The web dashboard then displays everything:

  • Meals tab: Week view with dinner + dessert per day
  • Grocery tab: Items organized by store (color-coded), with swipe-to-toggle and swipe-to-delete
  • Public grocery list: Shareable via secret token URL — no login required, mobile-first

The Cron Job

Everything runs automatically on a weekly schedule — no manual intervention needed.

The pipeline uses two flags: --first-last to only process the first and last pages of each circular (enough to see the best deals without processing all 44 images), and --categories to filter to produce, meat, fish, and dairy only.

Cost Breakdown

| Component | Cost per week | Annual | |-----------|--------------|--------| | Gemini 2.5 Flash API | ~$0.03 | ~$1.56 | | Scraper (httpx) | $0.00 | $0.00 | | SQLite (local) | $0.00 | $0.00 | | hermes-web hosting | ~$5/mo | ~$60 | | Total | | ~$62/year |

Compare this to the 45-60 minutes per week I used to spend — that's 39-52 hours saved per year. At any consulting rate, the ROI is absurd.

What I'd Do Differently

  1. Skip Playwright from day one. The circular pages don't need JavaScript rendering. Plain HTTP + HTML parsing is faster, simpler, and crash-proof.

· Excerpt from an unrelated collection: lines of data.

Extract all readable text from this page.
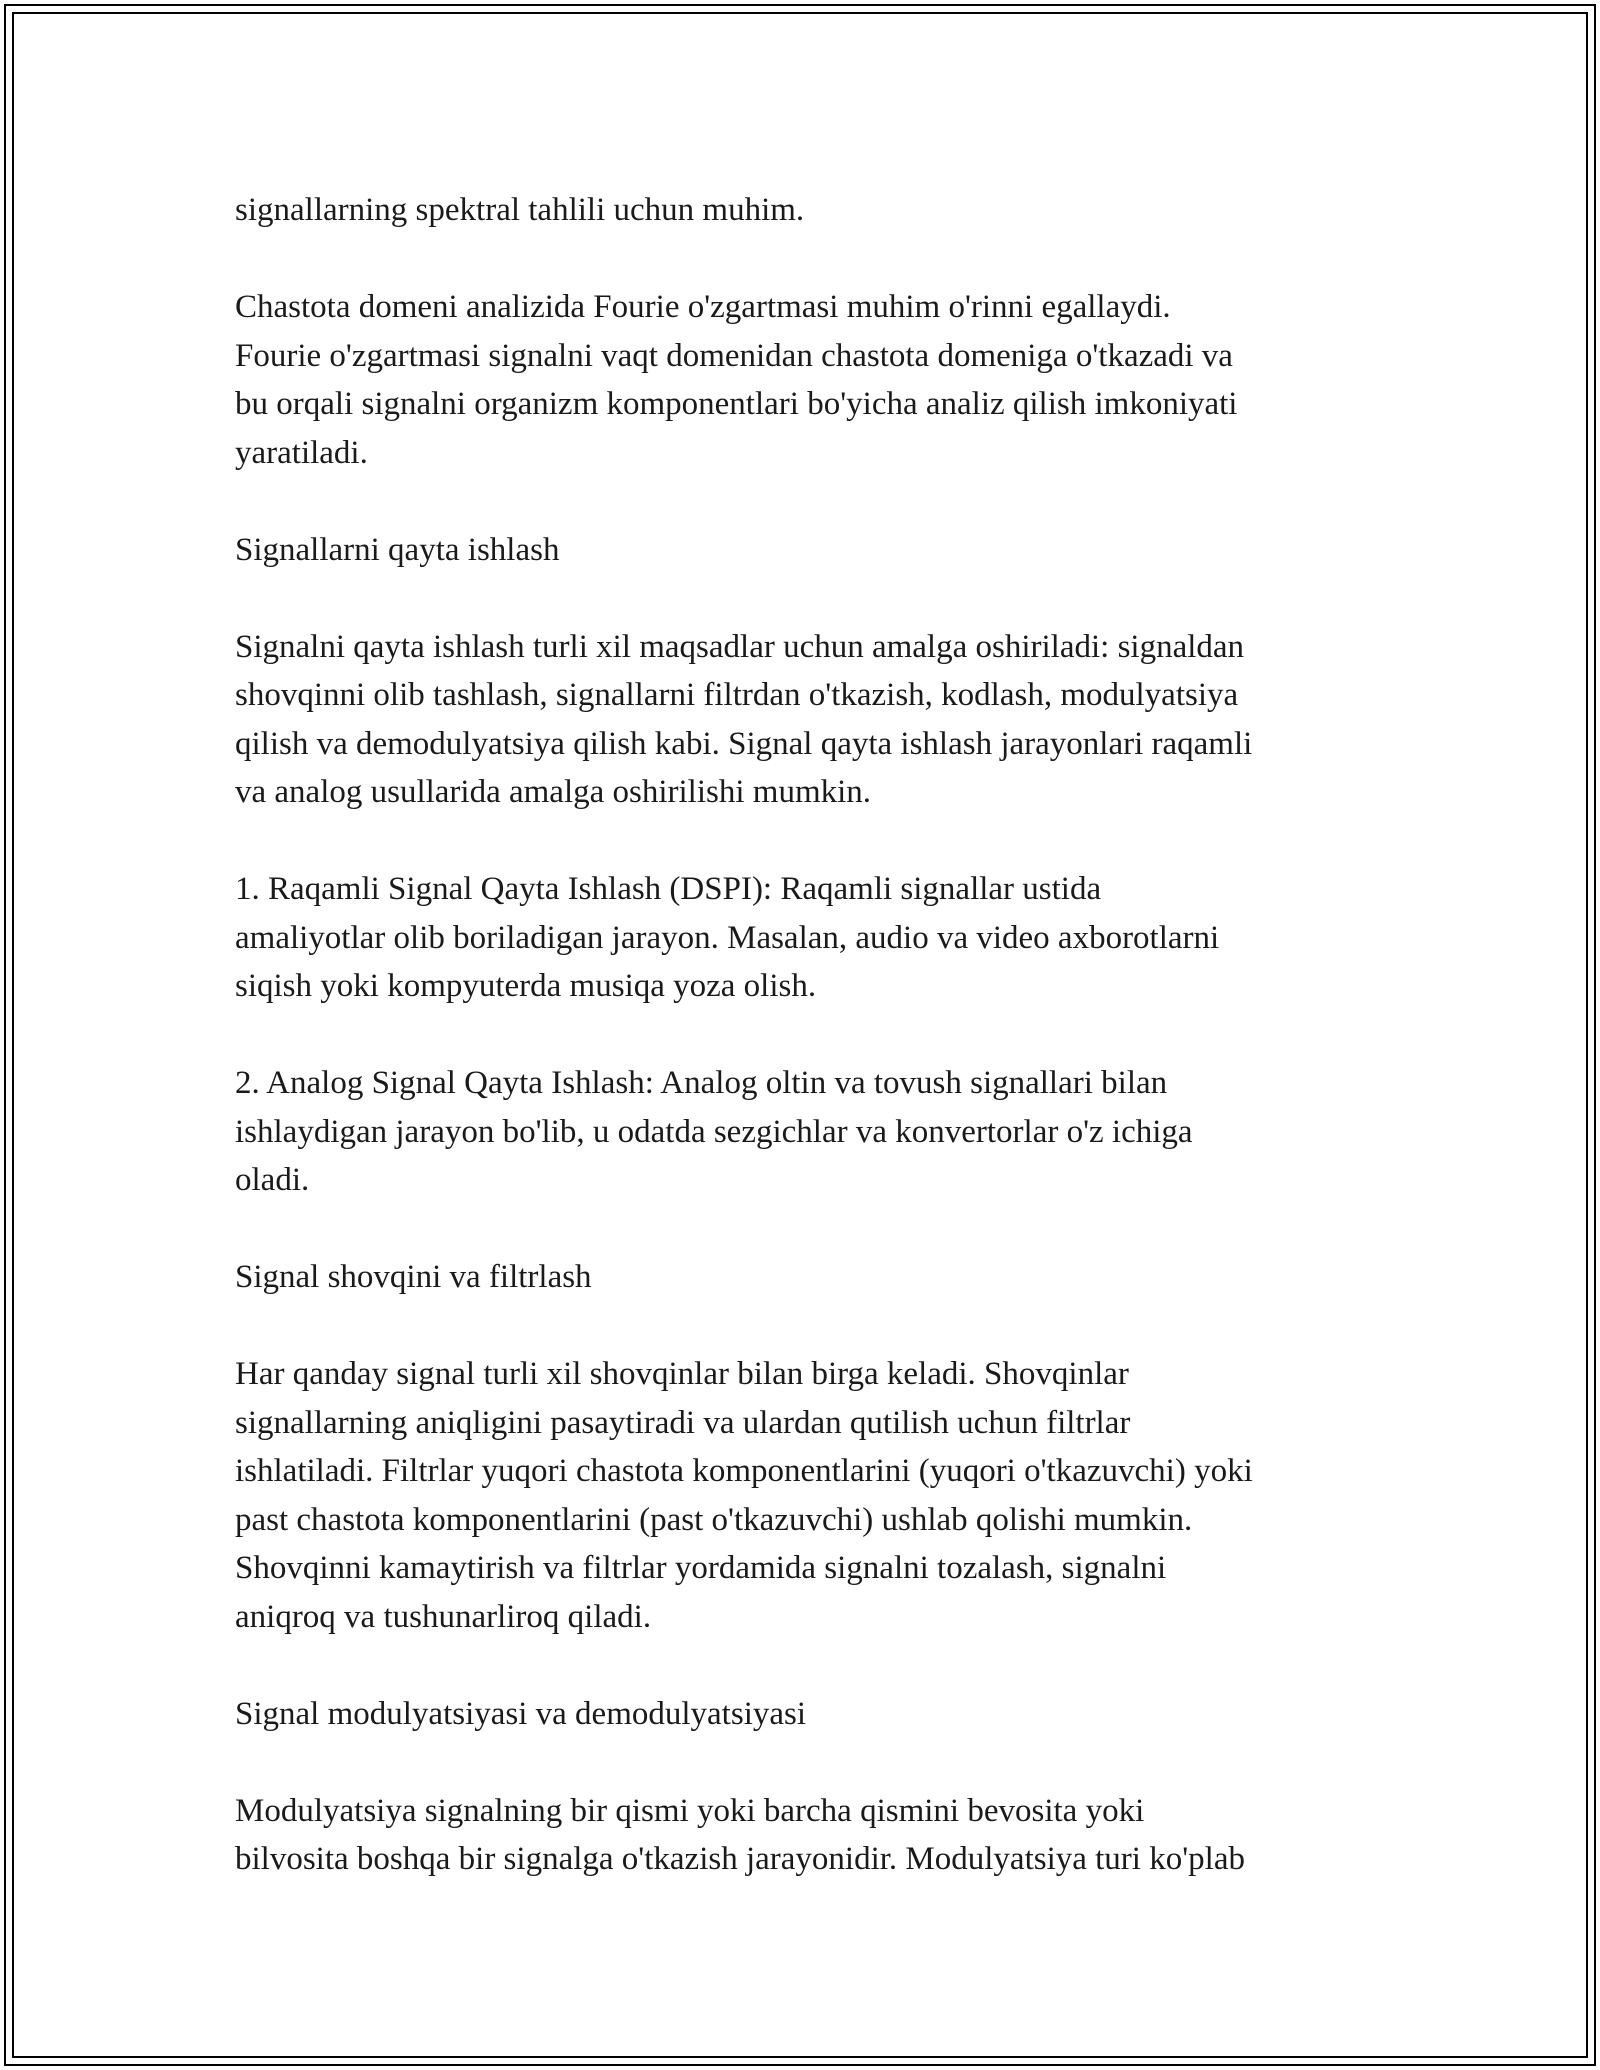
signallarning spektral tahlili uchun muhim.

Chastota domeni analizida Fourie o'zgartmasi muhim o'rinni egallaydi.
Fourie o'zgartmasi signalni vaqt domenidan chastota domeniga o'tkazadi va
bu orqali signalni organizm komponentlari bo'yicha analiz qilish imkoniyati
yaratiladi.

Signallarni qayta ishlash

Signalni qayta ishlash turli xil maqsadlar uchun amalga oshiriladi: signaldan
shovqinni olib tashlash, signallarni filtrdan o'tkazish, kodlash, modulyatsiya
qilish va demodulyatsiya qilish kabi. Signal qayta ishlash jarayonlari raqamli
va analog usullarida amalga oshirilishi mumkin.

1. Raqamli Signal Qayta Ishlash (DSPI): Raqamli signallar ustida
amaliyotlar olib boriladigan jarayon. Masalan, audio va video axborotlarni
siqish yoki kompyuterda musiqa yoza olish.

2. Analog Signal Qayta Ishlash: Analog oltin va tovush signallari bilan
ishlaydigan jarayon bo'lib, u odatda sezgichlar va konvertorlar o'z ichiga
oladi.

Signal shovqini va filtrlash

Har qanday signal turli xil shovqinlar bilan birga keladi. Shovqinlar
signallarning aniqligini pasaytiradi va ulardan qutilish uchun filtrlar
ishlatiladi. Filtrlar yuqori chastota komponentlarini (yuqori o'tkazuvchi) yoki
past chastota komponentlarini (past o'tkazuvchi) ushlab qolishi mumkin.
Shovqinni kamaytirish va filtrlar yordamida signalni tozalash, signalni
aniqroq va tushunarliroq qiladi.

Signal modulyatsiyasi va demodulyatsiyasi

Modulyatsiya signalning bir qismi yoki barcha qismini bevosita yoki
bilvosita boshqa bir signalga o'tkazish jarayonidir. Modulyatsiya turi ko'plab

  2. Add price history earlier. The first few weeks had completely hallucinated prices. Real DB cross-referencing should be the default, not an afterthought.

  3. Batch Gemini calls. Each image is processed independently. Batching 3-4 pages per call would cut costs and latency.

  4. Proper image preprocessing. Some circular images have poor contrast or skewed angles. A simple OpenCV pipeline (deskew, contrast stretch) would improve extraction accuracy.

What's Next

  • Recipe image generation: Using Gemini Imagen 4.0 to auto-generate food photos for each recipe
  • Cross-week optimization: Track what's in the pantry week-over-week to reduce waste
  • Nutrition targets: Adjust menus based on family health goals (calories, protein, etc.)
  • Multi-language support: The pipeline is Quebec-specific now, but the architecture generalizes to any region with circular flyers


Built with Python, Gemini, and way too many grocery flyers.